Principal Component Analysis, PCA, is one of two multivariate data analysis model main types available in Evince. PCA decomposes the original data matrix, X, into a set of principal components that explain most of the variance found in the data. In this way, the multidimensional variable space is reduced to a more manageable size, which is more easily overviewed. Visualizations of principal components is a powerful way of detecting classes, groupings and outliers within the analyzed data.

The first principal component, PC1, can be visualized as a straight line drawn through the variable space and also through the origin. It is drawn in such a way that it explains as much of the variation as possible. A score value, t, is derived from each observation by projection down to the principal component. A loading value, p, is also obtained from the cosine of the the angle between the principal component and the variable axis.

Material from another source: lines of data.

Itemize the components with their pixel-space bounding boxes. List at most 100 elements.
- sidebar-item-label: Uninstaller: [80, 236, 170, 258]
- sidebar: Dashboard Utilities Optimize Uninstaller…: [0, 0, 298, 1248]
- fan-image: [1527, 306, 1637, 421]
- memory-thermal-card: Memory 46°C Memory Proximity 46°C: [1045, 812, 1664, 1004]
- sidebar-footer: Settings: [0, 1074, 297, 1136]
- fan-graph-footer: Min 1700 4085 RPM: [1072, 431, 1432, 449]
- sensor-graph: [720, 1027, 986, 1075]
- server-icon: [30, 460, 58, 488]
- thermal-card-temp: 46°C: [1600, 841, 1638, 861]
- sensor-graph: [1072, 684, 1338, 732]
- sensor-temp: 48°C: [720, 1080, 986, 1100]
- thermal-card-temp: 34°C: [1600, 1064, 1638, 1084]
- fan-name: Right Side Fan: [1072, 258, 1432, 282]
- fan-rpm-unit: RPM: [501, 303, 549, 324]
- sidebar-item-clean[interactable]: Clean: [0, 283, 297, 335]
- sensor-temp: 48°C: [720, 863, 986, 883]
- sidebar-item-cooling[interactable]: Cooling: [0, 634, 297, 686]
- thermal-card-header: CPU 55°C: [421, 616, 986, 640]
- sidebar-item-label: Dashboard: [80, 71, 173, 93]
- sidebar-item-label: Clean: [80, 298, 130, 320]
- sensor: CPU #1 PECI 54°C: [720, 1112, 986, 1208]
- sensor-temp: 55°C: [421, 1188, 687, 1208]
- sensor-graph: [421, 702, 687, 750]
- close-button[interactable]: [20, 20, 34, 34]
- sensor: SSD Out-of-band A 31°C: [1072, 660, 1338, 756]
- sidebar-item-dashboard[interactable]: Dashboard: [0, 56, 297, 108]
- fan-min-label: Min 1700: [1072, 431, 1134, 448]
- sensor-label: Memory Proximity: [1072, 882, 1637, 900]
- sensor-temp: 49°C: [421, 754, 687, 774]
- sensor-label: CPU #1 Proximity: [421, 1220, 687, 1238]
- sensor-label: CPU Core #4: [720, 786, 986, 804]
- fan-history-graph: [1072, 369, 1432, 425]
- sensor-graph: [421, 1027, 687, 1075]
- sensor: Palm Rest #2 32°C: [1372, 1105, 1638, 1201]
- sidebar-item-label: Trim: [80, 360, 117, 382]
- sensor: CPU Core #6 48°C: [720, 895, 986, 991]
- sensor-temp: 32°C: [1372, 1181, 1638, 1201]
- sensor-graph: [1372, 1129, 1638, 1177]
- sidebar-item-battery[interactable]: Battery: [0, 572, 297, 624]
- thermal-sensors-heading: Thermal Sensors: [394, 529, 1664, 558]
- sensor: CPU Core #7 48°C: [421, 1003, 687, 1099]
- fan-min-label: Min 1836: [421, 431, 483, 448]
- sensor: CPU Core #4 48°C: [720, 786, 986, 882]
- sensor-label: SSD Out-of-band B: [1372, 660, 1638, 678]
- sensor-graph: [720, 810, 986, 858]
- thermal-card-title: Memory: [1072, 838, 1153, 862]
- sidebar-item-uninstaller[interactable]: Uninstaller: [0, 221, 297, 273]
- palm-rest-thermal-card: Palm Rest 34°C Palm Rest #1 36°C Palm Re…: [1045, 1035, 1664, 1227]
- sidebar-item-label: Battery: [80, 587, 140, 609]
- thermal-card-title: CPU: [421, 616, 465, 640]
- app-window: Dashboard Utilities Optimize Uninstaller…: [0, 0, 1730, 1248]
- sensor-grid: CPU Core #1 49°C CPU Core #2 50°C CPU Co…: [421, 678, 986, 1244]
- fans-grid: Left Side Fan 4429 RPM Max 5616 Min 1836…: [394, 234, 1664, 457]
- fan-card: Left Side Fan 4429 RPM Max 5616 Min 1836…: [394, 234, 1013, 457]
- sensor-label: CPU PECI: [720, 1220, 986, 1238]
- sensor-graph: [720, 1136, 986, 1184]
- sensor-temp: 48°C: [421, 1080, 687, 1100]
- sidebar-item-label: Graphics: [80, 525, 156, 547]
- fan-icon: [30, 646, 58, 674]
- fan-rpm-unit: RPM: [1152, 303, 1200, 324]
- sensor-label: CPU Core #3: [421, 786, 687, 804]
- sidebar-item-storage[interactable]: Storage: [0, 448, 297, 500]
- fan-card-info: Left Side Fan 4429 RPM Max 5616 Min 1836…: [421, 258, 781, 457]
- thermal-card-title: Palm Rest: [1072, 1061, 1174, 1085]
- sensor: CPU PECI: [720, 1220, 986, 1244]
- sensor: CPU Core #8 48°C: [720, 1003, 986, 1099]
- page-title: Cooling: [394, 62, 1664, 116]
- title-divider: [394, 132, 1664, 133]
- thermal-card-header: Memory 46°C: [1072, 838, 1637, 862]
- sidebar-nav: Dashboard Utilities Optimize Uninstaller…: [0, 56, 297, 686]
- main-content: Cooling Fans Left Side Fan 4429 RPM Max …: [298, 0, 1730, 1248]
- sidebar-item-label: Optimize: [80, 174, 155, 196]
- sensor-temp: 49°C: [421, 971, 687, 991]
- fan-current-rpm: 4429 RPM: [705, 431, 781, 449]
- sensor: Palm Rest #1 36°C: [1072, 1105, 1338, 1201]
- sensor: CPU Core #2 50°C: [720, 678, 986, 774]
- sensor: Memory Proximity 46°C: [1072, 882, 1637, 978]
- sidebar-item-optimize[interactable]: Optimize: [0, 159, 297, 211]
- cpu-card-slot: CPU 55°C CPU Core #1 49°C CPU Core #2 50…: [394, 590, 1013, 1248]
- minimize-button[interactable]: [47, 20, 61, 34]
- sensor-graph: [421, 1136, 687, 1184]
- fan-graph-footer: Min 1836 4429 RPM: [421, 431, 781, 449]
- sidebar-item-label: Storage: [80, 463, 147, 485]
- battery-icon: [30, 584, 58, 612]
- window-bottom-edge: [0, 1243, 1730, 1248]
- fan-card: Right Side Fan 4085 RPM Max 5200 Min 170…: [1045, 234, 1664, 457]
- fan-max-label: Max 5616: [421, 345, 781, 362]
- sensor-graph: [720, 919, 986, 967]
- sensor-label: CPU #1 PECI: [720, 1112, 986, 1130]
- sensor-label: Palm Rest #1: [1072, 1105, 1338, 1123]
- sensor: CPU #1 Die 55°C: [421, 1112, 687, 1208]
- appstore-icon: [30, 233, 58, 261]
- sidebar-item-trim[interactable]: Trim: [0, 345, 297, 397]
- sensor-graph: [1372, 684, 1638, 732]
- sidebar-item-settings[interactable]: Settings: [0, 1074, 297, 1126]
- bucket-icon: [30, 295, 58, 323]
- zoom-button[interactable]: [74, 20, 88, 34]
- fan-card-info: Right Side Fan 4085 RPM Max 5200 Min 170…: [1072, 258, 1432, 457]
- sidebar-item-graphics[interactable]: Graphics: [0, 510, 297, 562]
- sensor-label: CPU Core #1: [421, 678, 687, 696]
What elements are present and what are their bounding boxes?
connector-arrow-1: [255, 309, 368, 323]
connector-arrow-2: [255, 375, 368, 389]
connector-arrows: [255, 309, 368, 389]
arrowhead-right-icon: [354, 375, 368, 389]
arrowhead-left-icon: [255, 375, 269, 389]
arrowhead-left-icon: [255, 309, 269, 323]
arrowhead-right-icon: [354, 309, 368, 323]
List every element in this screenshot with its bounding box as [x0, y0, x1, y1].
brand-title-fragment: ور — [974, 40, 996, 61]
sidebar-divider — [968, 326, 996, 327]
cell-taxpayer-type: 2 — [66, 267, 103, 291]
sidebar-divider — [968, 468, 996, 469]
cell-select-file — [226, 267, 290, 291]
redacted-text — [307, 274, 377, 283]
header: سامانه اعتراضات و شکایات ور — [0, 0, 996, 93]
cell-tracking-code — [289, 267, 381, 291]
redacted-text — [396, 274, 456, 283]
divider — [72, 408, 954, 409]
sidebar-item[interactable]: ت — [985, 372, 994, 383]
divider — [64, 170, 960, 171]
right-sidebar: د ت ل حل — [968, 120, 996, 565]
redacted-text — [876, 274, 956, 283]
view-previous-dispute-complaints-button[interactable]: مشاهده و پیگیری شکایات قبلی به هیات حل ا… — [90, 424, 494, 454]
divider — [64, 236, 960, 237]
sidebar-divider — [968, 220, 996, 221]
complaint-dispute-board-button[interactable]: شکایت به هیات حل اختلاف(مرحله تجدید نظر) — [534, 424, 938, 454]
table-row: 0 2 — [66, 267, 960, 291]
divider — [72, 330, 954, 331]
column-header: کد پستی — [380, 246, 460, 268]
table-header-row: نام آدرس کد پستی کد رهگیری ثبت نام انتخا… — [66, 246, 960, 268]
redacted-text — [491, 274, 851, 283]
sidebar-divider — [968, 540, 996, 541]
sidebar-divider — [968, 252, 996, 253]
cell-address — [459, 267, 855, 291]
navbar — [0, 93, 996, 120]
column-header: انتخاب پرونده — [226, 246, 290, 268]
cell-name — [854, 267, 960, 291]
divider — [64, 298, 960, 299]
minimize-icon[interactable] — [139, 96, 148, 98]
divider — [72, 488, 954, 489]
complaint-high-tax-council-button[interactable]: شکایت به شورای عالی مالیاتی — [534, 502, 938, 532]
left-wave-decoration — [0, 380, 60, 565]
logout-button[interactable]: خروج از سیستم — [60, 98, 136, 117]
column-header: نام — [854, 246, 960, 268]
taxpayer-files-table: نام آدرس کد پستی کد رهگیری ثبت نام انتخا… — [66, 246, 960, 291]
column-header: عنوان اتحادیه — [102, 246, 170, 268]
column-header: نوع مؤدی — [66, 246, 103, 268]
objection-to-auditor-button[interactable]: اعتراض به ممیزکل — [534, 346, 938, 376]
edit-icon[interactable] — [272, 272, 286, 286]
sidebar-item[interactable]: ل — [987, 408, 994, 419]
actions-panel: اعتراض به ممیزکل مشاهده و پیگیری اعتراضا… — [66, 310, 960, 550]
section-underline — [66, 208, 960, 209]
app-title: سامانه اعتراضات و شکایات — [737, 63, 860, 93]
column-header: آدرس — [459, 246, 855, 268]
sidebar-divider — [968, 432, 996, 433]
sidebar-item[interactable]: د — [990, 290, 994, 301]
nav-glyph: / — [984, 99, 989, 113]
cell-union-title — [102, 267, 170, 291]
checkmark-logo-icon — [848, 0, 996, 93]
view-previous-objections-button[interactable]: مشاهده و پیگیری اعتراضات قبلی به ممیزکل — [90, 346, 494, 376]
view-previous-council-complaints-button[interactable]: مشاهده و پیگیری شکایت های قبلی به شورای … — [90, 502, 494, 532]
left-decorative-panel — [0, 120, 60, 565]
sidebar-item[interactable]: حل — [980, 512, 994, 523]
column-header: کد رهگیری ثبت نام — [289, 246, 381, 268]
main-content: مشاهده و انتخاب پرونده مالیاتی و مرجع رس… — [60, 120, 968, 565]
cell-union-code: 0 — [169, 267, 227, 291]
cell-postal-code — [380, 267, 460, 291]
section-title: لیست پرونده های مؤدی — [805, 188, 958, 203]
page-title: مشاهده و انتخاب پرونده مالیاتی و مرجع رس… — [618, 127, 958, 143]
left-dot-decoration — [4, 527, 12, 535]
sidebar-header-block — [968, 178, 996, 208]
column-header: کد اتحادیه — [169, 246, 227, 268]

For each calculated principal component, score values are obtained for the observations, and loading values are obtained for the variables. These values are assembled in the score matrix, T, and in the loading matrix, P.

The decomposition of X into the score and loading matrices can be written:

X = TP' + E = t1p1' + t2p2' + ... + tnpn' + E

where E is a residual matrix. When the optimal number of components has been calculated, the residual matrix, E, is reduced to noise. This is equivalent to that the rank of matrix X has been found.

PCA is related to Singular Value Decomposition, SVD, which is used for factorization of matrix X:

X = USV'

S is a diagonal matrix that holds the singular values of X. Matrices U and V hold the left- and right-singular vectors. The matrix V is identical to loading matrix P while U*S is identical to score matrixT.